= International Pentecostal Church of Christ =

The International Pentecostal Church of Christ (or IPCC) is a Wesleyan/Pentecostal organization formed in 1976 by the merger of two Pentecostal organizations. In 1907, Gaston B. Cashwell, called the Apostle of Pentecost in the South, founded a periodical called The Bridegroom's Messenger, in Atlanta, Georgia. About the same time, Paul and Hattie Barth started a church. The Barths became editors of The Bridegroom's Messenger. In 1918, they began Beulah Heights Bible School in Atlanta, and in 1921 they organized an association that became the International Pentecostal Assemblies. John Stroup, a member of the Methodist Protestant Church, professed receiving the baptism of the Holy Ghost in 1908. Stroup was one of the first individuals to take the Pentecostal message into southern Ohio and parts of Kentucky.
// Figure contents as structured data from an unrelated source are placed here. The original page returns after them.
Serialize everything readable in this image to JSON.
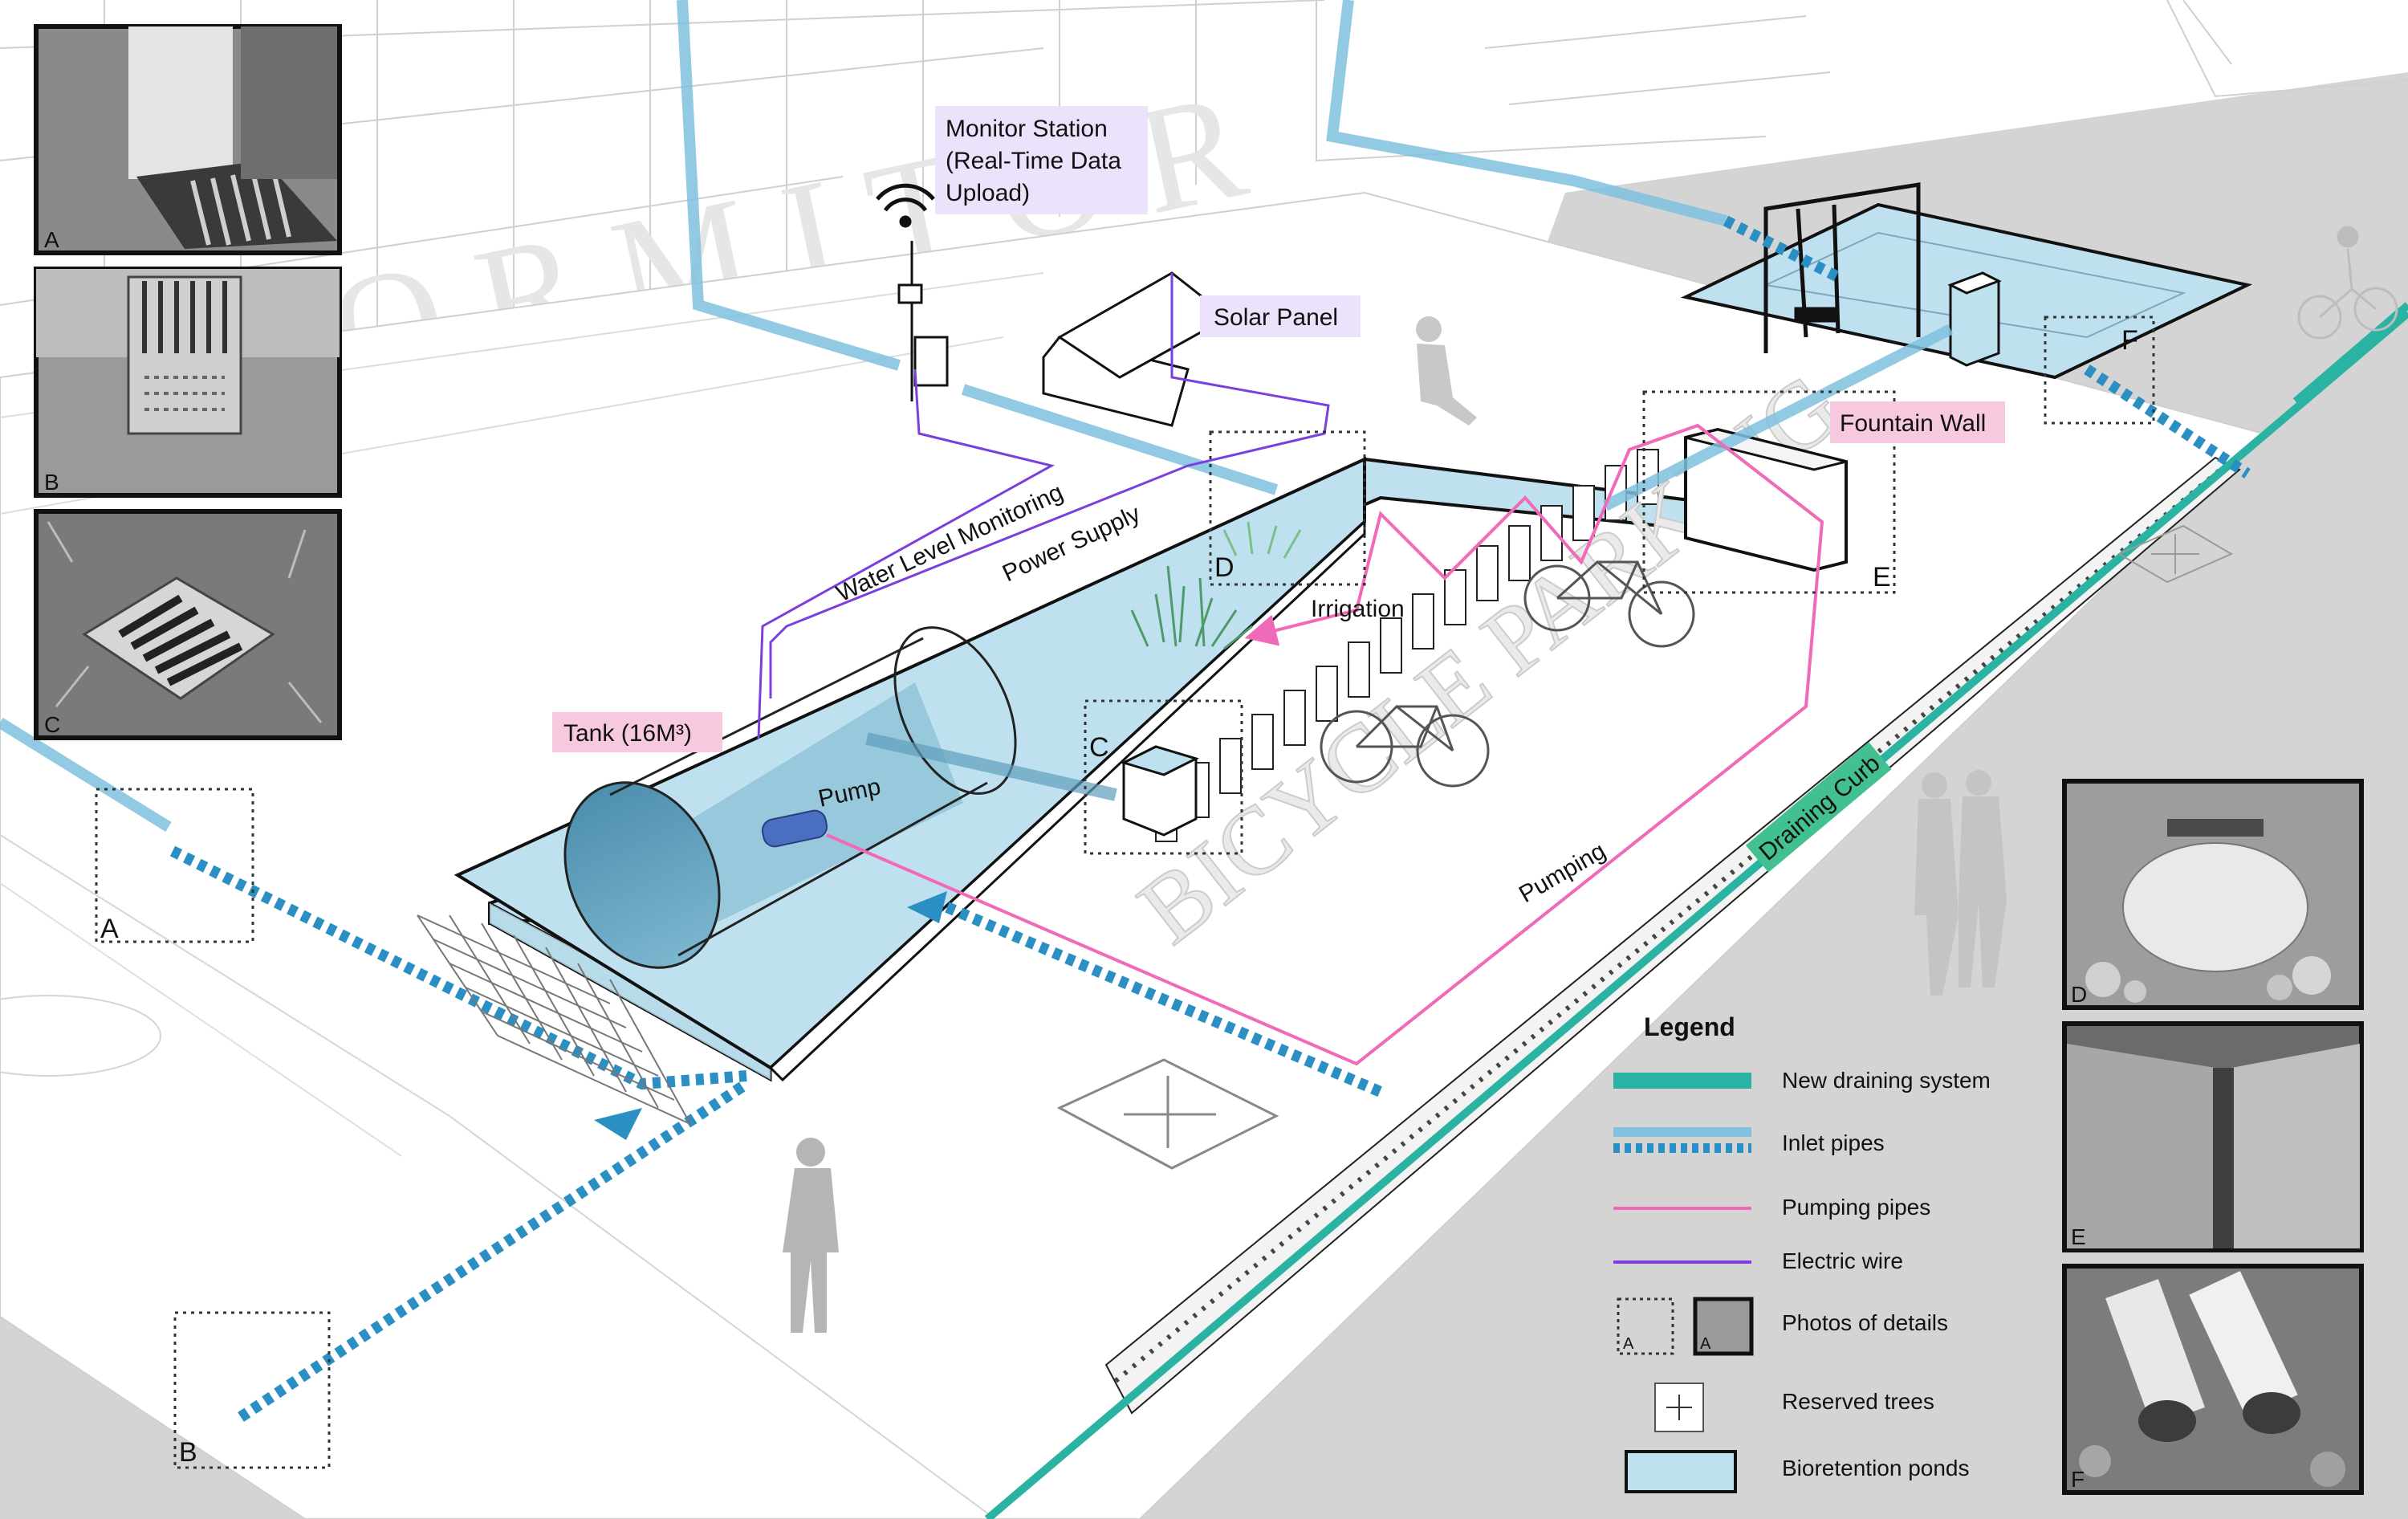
{
  "labels": {
    "monitor_station": [
      "Monitor Station",
      "(Real-Time Data",
      "Upload)"
    ],
    "solar_panel": "Solar Panel",
    "fountain_wall": "Fountain Wall",
    "water_level_monitoring": "Water Level Monitoring",
    "power_supply": "Power Supply",
    "irrigation": "Irrigation",
    "tank": "Tank (16M³)",
    "pump": "Pump",
    "pumping": "Pumping",
    "draining_curb": "Draining Curb",
    "bicycle_parking": "BICYCLE PARKING",
    "building_lettering": "O R M I T O R"
  },
  "callouts": {
    "a": "A",
    "b": "B",
    "c": "C",
    "d": "D",
    "e": "E",
    "f": "F"
  },
  "photos_left": [
    "A",
    "B",
    "C"
  ],
  "photos_right": [
    "D",
    "E",
    "F"
  ],
  "legend": {
    "title": "Legend",
    "items": [
      {
        "label": "New draining system",
        "color": "#2ab3a3"
      },
      {
        "label": "Inlet pipes",
        "color": "#2b8fc4"
      },
      {
        "label": "Pumping pipes",
        "color": "#f06ab7"
      },
      {
        "label": "Electric wire",
        "color": "#7b3fe0"
      },
      {
        "label": "Photos of details",
        "color": "#333333"
      },
      {
        "label": "Reserved trees",
        "color": "#555555"
      },
      {
        "label": "Bioretention ponds",
        "color": "#bfe0ee"
      }
    ],
    "photo_sample_letter": "A"
  },
  "colors": {
    "pond": "#bfe0ee",
    "pond_dark": "#5f9fbe",
    "inlet": "#2b8fc4",
    "drain": "#2ab3a3",
    "pumping": "#f06ab7",
    "electric": "#7b3fe0",
    "label_violet": "#ece2fb",
    "label_pink": "#f7c9df",
    "label_green": "#42c08f",
    "road": "#d4d4d4"
  }
}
He organized the Pentecostal Church of Christ in Flatwoods, Kentucky in 1917. The body originally headquartered in Ashland, Kentucky, and later in London, Ohio. In 1976, the International Pentecostal Assemblies and the Pentecostal Church of Christ merged to become the International Pentecostal Church of Christ. Headquarters are located in London, Ohio. The church operates a youth camp, and the Global Missions Department, the National Youth Department and Women's Ministries. Doctrines are detailed in a 19-article Statement of Faith ranging from the inspiration of the Scriptures to tithes and offerings. The IPCC is one of a few Pentecostal and Evangelical denominations to elevate the issue of racism to their statement of faith. The church holds two ordinances - water baptism by immersion, and holy communion. The denomination has two practices that are encouraged within the local church - foot washing, and child dedication. The body is Trinitarian and, like many Pentecostal bodies, holds that speaking in tongues is the initial evidence of Baptism with the Holy Spirit. Its affiliations are with the Pentecostal/Charismatic Churches of North America, Pentecostal World Conference, a charter member of the National Association of Evangelicals, and the World Evangelical Fellowship. In 2003, the denomination had 4,961 members in 67 churches. Nearly half of its congregations are located in Ohio. The rest are concentrated primarily in Kentucky, Virginia, West Virginia, and North Carolina. By 2010, the IPCC had dropped to 3,756 members in 62 churches.